Things I learned from Cancer 101 (8)
When we mess up, immediately, we seek an excuse. We’re only human. How many times have you heard that? Or said it yourself?
To be human is sort of a given, I mean, I doubt you could be anything else, right?
But to be human is not an excuse for mistakes. One mistake is just that, a mistake……….but the second time you make the same mistake, it has become a choice.
Most of the time, our choices are good ones. To go to the best college, who to marry, which dress to wear…….Roll Tide or War Eagle.
I heard once…”I’d rather die than to take any more chemotherapy”
WHAT???? Are you crazy?
Now, I understand. It becomes a choice of quality over quantity. So often choices we make are selfish, made with ourselves as the number one consideration.
When it comes to a child with cancer, decisions become much harder to make. ” Well, there is no decision to be made. I want my child healthy and whole, no matter what the cost.”
We all do.
It’s our job as a parent, to want the best for our children and set out to obtain it. But what if the best is painful? During Austin‘s treatments, I remember Aaron, my son casually mentioning a slight irritation with his wife, Allison.
Now being the mother that I am and that my children know me to be, I wanted to get defensive and take his side. But instead I found myself saying…”Don’t tell me about arguments because you are mine, and I love you. I will always take your side, but………….you are not always going to be right.
Our heavenly Father is the same way after all, He is where we learn it. He is always on our side, even if and when we are not right, but yet He loves us.
The best for Austin was three years of Chemotherapy and oral medicines. On a particularly difficult day, we tried to give Austin his chemo med in pill form. Every single time, he would throw it right back up. We knew how desperately he needed this medicine and we were desperate to get it down. We tried, water, milk, cool aid, holding his nose, a syringe. Nothing worked.
I asked Allison to go and call the Doctor and ask if we could get this medicine in a liquid form. Maybe we could get it down and it would be easier for him. By this time we were all in tears and Austin was exhausted.
Allison returned. Her face pale and tired. She looked that way a lot for those three years. She never stopped. Not once did she say, “I quit” She was strong and knew that she had to be for her son. That’s what we mothers do
“What did he say” I asked “It doesn’t come in liquid form” she replied. “Well why not? Don’t they know how hard it is for a two year old to swallow a pill?” “I asked him the same question. He just said that it doesn’t come in liquid form because, babies aren’t supposed to get cancer.”
Oh my poor baby! My heart ached those three years for him. My own cancer was never as painful to me as his was for me.
Nothing about that time is pleasant for me to remember.
Nothing about that time is happy for any of us. But I will tell you this…. I love that boy! He is special in more ways than one.
The innocence of childhood protected him and insulated his little mind from so much. He doesn’t remember some of it, he was only a baby. But he does know the way to St. Jude. If he is in the car and see’s his surroundings, he can tell you really quick, ” I don’t wanna go to St. Jude!”
Aren’t we all the same? I don’t wanna go! I don’t wanna! I don’t want to have to deal with cancer, it is physically and emotionally painful. Well, guess what? Put on your big girl panties and deal with it!! That is one place, one circumstance that you have NO choice.
You know what, if I find out there was a choice about this cancer business, I’m gonna really be pissed!!! I had no choice, Austin had no choice.
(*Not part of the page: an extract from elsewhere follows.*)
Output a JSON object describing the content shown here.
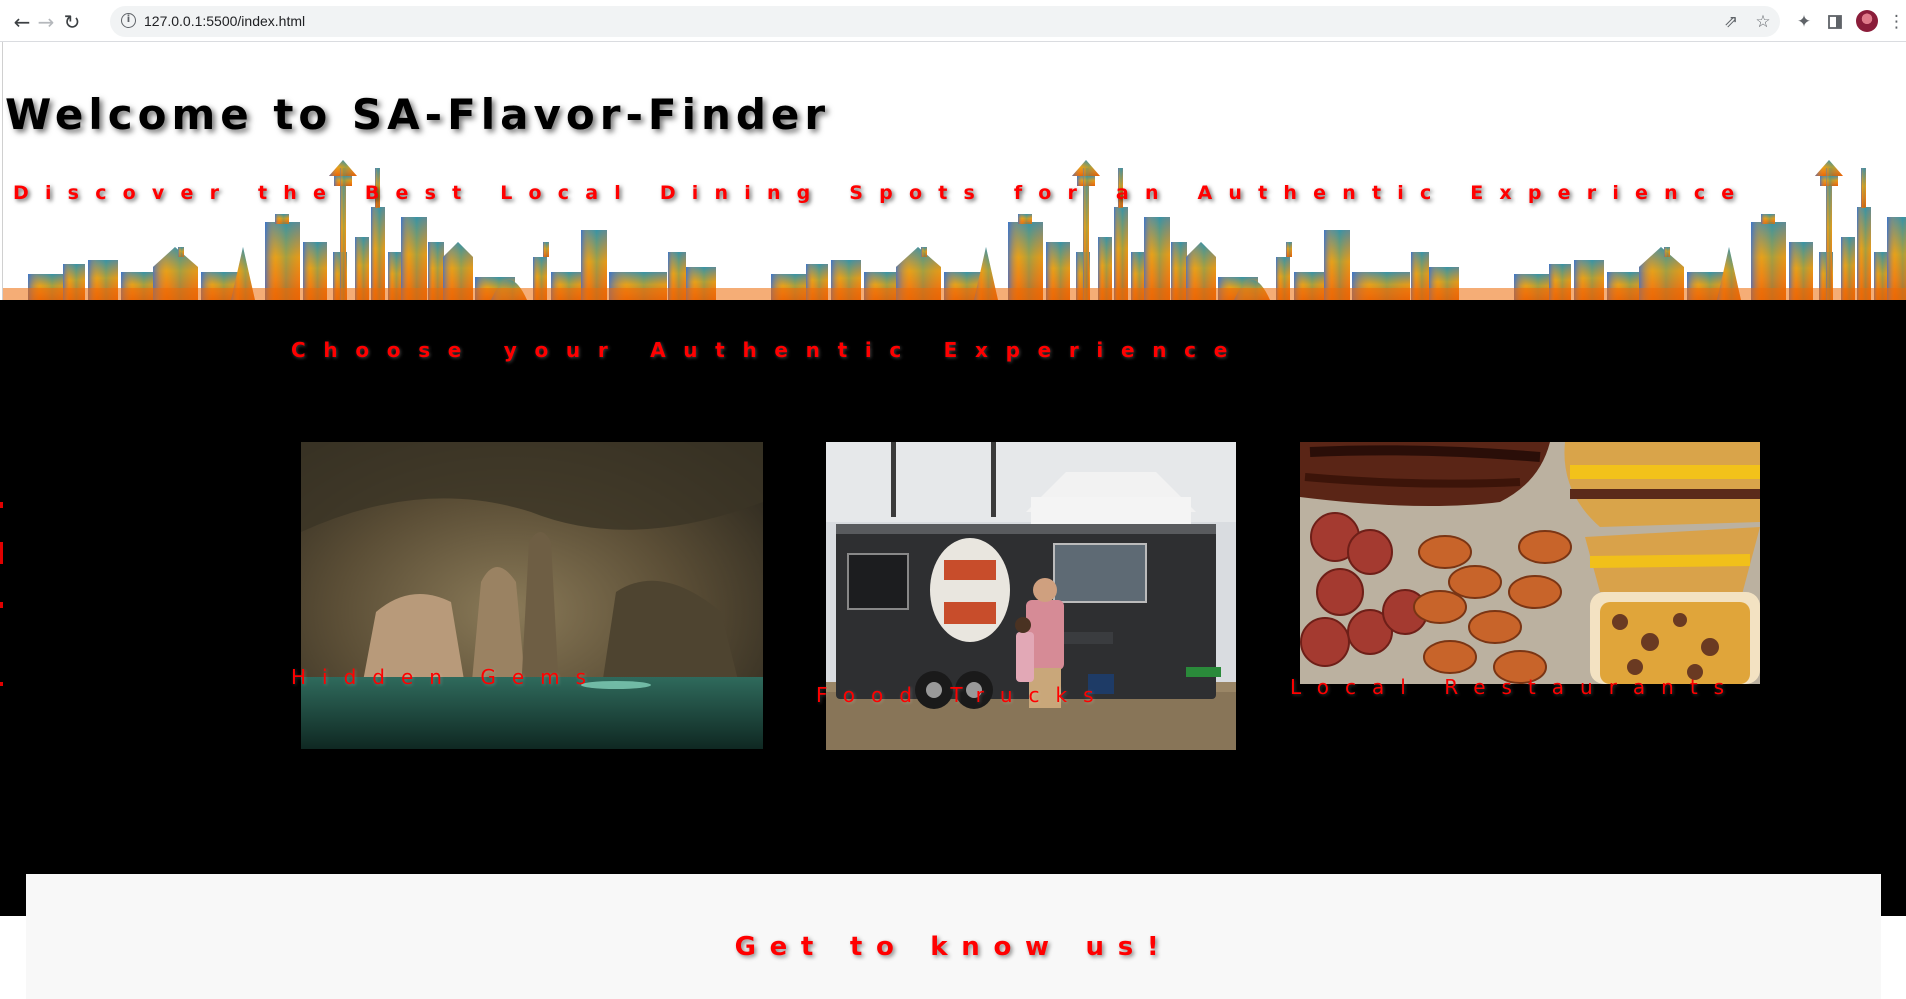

Not about cancer, not about treatment.
The beast. I hate the beast! I wish IT would get cancer and die!!
Now, having said all of that, I want you to know………the next thing cancer taught me is that life is about choices……..good ones, bad ones, ones we didn’t make, all of them come together to make us who we are.
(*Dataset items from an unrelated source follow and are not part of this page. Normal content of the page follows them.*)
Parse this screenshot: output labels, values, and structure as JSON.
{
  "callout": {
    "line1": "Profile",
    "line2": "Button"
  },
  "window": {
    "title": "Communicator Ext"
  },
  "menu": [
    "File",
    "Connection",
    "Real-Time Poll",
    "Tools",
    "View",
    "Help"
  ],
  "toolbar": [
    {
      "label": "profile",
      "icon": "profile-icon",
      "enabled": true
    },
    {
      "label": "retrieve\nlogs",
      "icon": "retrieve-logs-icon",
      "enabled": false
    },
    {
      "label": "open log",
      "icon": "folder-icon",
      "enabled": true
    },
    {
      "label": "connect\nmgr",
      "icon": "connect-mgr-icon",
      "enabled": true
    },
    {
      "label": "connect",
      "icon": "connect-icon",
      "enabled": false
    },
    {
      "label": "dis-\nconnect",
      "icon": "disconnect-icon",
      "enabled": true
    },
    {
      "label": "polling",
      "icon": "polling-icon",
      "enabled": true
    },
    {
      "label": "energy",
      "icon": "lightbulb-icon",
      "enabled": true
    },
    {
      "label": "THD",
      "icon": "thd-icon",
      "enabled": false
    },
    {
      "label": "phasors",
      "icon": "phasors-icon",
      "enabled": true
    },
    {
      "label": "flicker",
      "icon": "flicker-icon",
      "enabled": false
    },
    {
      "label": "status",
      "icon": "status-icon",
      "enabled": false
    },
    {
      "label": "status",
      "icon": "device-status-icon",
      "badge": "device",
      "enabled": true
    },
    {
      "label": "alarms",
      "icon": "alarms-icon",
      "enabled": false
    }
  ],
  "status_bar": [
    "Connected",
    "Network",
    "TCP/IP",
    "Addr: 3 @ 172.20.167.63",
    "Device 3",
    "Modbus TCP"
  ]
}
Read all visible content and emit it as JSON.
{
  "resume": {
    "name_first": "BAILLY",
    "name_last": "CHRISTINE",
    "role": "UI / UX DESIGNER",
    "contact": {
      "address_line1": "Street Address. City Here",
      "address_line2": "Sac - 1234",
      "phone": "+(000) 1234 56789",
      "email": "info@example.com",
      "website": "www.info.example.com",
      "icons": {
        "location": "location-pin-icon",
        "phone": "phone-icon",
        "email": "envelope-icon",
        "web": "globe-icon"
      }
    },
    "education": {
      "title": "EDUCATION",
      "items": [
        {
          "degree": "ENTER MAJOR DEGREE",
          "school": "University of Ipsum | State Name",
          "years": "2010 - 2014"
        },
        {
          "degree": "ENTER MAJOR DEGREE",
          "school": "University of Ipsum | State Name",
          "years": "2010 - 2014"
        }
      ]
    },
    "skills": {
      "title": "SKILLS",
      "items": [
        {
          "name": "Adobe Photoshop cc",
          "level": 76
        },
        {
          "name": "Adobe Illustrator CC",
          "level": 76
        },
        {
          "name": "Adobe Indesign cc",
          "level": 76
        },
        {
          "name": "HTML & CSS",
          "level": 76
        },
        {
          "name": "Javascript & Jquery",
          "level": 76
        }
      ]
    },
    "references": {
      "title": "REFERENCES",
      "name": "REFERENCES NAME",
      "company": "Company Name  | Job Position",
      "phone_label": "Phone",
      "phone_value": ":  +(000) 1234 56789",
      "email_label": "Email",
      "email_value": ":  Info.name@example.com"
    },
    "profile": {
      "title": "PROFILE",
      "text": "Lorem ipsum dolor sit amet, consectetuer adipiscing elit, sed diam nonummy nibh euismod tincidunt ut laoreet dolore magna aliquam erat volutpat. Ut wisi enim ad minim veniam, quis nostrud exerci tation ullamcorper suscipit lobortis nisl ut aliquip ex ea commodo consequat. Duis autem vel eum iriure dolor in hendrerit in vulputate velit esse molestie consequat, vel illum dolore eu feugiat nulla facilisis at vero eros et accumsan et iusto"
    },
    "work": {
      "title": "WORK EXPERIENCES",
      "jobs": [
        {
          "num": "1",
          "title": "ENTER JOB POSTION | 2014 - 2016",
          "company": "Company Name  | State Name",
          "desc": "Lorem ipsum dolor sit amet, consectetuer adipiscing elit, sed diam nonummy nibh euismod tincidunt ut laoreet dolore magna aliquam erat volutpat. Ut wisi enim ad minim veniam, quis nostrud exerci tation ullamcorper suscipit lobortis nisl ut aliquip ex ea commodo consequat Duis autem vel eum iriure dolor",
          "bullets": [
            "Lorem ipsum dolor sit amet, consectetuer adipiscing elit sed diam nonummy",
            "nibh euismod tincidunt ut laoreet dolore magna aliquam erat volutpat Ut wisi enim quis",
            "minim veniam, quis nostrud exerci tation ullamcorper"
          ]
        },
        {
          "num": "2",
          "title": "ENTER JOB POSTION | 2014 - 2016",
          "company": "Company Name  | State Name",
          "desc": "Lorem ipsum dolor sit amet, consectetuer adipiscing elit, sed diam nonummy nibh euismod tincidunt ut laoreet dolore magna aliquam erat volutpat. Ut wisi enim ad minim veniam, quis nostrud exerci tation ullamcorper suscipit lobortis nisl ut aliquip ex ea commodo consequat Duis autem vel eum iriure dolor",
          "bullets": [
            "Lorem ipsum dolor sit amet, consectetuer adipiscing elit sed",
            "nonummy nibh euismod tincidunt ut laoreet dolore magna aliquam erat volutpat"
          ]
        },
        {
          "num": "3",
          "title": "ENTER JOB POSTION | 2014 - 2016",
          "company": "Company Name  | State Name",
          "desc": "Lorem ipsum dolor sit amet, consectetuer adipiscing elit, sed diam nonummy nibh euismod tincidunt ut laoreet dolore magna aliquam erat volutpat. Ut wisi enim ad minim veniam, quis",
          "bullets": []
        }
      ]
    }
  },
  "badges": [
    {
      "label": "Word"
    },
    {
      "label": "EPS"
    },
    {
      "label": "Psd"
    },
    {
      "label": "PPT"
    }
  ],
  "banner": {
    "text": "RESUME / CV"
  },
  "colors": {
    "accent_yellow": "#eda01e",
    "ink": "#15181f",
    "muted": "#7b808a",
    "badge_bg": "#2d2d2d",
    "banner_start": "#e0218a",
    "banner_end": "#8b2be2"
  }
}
But, the most important thing to remember about your choices is this……………they always affect some one else. We don’t get to be selfish all the time. Our actions, though our own, affect the people around us. Whether for better or worse.
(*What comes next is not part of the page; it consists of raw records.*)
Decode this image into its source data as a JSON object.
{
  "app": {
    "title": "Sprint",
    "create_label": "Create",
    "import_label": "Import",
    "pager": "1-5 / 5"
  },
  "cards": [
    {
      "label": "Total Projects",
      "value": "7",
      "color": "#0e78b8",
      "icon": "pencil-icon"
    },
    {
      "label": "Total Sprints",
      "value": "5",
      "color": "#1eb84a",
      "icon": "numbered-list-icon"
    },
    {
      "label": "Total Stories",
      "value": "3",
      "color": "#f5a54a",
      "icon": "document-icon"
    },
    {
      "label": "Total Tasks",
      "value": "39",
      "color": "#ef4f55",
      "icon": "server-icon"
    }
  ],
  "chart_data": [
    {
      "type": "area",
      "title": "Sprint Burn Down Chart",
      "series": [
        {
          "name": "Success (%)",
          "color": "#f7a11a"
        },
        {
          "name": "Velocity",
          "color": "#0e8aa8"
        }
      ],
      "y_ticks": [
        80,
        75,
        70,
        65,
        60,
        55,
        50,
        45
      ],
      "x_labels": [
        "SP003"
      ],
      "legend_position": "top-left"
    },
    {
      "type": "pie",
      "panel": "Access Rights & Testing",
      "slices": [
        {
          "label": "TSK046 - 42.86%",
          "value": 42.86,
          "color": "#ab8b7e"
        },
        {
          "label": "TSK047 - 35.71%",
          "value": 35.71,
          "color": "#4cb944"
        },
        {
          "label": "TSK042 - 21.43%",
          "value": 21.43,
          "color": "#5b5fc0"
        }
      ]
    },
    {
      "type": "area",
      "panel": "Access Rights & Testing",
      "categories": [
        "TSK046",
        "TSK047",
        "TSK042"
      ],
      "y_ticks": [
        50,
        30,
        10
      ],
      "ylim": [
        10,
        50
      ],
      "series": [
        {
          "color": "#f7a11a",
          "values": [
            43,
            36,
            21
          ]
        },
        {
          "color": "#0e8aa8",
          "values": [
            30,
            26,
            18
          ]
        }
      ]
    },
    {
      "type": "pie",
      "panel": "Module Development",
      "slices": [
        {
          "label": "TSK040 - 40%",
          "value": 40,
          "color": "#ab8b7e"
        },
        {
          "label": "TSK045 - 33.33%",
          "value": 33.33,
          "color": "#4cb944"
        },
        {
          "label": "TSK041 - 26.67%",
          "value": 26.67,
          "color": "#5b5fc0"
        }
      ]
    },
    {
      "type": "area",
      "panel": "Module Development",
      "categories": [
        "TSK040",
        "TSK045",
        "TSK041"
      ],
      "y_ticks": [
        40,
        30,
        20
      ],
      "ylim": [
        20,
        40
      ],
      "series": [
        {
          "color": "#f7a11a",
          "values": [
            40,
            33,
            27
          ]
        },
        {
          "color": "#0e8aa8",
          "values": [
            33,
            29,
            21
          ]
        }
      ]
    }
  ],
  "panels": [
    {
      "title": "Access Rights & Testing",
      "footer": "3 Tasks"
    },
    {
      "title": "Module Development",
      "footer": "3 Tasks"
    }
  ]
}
I choose to be happy, never trusting any one else with such an important part of my life. My happiness. It’s all up to me. You see GOD gives us that choice to make. HE doesn’t coerce us, or force us to love him.
My earthly father has never forced me to love him, I just do! I don’t question that love, it’s just there.
All I have to do is love him back.
And I choose to do just that…………..love him back
I choose life, happiness and most of all………..My Saviour
Choice……..means one of a number of things from which only one can be chosen
I did, and I didn’t need cancer to teach me that, I already knew that!!!